Tuesday, April 12, 2022

Kramatorsk Missile Attack

 Nearly all news media are reporting this as a Russian missile attack.  A few blogs are arguing that this was a Ukrainian missile either off-course or intended as a false flag atrocity.  The claim is that while Ukraine still uses the Tochka-U missile, Russia says they phased it out in 2020.  Of course, this late in the war, Russia might be using whatever they can find that is still fireable.   This link shows video purportedly of Russian transport of Tochka-U missiles from April 2022.  That blog is arguing that the Russians would have no reason to fire at a train station:

Of note is that so far all Russian attacks on train junctions were reported to have happened at night time.

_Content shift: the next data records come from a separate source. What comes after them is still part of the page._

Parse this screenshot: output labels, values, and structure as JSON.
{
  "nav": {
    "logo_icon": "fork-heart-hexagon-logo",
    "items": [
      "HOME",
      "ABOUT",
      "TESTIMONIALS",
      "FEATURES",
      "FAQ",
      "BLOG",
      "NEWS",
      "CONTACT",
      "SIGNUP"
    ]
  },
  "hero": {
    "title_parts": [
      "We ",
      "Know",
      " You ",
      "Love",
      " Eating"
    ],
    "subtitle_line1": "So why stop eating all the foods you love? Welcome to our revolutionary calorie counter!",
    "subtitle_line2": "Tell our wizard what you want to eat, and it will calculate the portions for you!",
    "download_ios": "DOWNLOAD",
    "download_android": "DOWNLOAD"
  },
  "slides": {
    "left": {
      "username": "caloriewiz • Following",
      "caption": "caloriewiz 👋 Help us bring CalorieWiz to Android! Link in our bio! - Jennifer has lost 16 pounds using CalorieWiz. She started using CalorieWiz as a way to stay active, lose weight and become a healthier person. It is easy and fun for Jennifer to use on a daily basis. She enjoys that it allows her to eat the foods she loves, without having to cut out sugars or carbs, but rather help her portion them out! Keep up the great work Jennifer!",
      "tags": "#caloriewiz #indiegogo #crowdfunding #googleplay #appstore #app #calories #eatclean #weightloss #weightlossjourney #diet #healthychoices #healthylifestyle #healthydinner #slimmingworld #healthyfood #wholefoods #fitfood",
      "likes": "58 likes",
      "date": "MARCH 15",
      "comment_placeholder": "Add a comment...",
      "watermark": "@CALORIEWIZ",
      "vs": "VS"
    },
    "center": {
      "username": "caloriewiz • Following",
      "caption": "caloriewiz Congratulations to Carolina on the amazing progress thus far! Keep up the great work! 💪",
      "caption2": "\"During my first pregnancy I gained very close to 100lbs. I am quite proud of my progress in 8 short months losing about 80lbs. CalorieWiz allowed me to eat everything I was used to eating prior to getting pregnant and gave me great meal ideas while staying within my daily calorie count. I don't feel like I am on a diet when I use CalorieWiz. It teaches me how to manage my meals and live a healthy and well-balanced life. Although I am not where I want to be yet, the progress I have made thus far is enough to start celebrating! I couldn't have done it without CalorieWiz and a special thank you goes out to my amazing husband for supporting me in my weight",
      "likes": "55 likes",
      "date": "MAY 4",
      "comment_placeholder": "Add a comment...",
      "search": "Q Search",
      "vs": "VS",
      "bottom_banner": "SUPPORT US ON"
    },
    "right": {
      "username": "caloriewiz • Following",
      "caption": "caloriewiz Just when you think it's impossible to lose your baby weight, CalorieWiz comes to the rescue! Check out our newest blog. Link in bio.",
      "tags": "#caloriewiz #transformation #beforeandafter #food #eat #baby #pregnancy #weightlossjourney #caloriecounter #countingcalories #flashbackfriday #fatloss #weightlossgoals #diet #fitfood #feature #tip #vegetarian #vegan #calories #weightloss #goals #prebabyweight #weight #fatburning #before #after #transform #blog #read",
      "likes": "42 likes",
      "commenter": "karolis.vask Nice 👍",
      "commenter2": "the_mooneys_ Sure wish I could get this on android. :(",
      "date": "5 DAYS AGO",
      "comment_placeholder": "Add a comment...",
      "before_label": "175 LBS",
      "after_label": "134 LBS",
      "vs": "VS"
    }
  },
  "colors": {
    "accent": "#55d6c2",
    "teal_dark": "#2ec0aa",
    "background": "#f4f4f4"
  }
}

As Russia has already interrupted the train lines west of Kramatorsk, and thereby stopped resupplies to it, it has no need to attack Kramatorsk station at all.

Of course, the Ukrainians are still using trains for resupply of their forces, so any destruction of railroad tracks or rolling stock is a legitimate military target, so not necessarily a war crime.  The "for the children" on the side of the booster in Russian can be read two ways:

1. Russian barbarism, expressed in a way similar to the painting of messages on bombs dropped over Germany (and over Afghanistan).  The expectation of it surviving use is very low.

2. A Ukrainian false flag operation, again with an expectation of it surviving use as a propaganda tool. 

In light of Bucha and the intentional destruction of Ukrainian residential sections of cities, which is more likely?  Russian use of mines disguised as children's toys in Afghanistan shows a savagery created by Marxism that has likely survived into post-Soviet Russia.  12/10/1985 New York Times:

No such posters draw attention to the ghastly, deliberate crippling of children by Soviet invaders in Afghanistan. Indeed, having grown skeptical of Presidential anecdotes, some Americans may wonder if Ronald Reagan was talking through his evil-empire hat when he accused Russians of sowing insurgent areas with bombs disguised as toys. The evidence isn't anecdotal. The evil is real.

It lies exposed in a report to the United Nations Commission on Human Rights. This inquiry, the first ever by the U.N. into abuses charged against a Communist state, seems to have been scrupulously conducted by an Austrian legal expert, Felix Ermacora. Barred from Afghanistan, he gathered incontrovertible testimony of the slaughter of civilians from Afghans who fled to Pakistan.

The report asserts: ''The most horrible type of incident was that caused by the explosion of anti-personnel mines and especially of children's 'toys.' Many witnesses testified that children had been very seriously wounded, having their hands or feet blown off, either by handling booby-trap toys they had picked up along the roadway, or by stepping on them. . . .



''The types of booby-trap toys encountered include those resembling pens, harmonicas, radios or matchboxes, and little bombs shaped like a bird. This type of bomb, consisting of two wings, one flexible and the other rigid, in the shape and colors of a bird, explodes when the flexible wing is touched.

''The Special Rapporteur was also able to obtain a number of photographs, especially those of children between 8 and 15 years of age, with hands or legs blown off, either by handling booby-trap toys or during the explosion of mines.''

To the generalized horror of a war that has claimed 500,000 lives since 1979, there is thus added the special horror of toys of death. No wonder the Soviet bloc tries to defame the messenger. It contends that Mr. Ermacora is pro-Nazi because he served Hitler's army, as a private. Tellingly, the Soviet Union found nothing wrong with his credentials when he presented reports about human rights abuses in Chile and South Africa.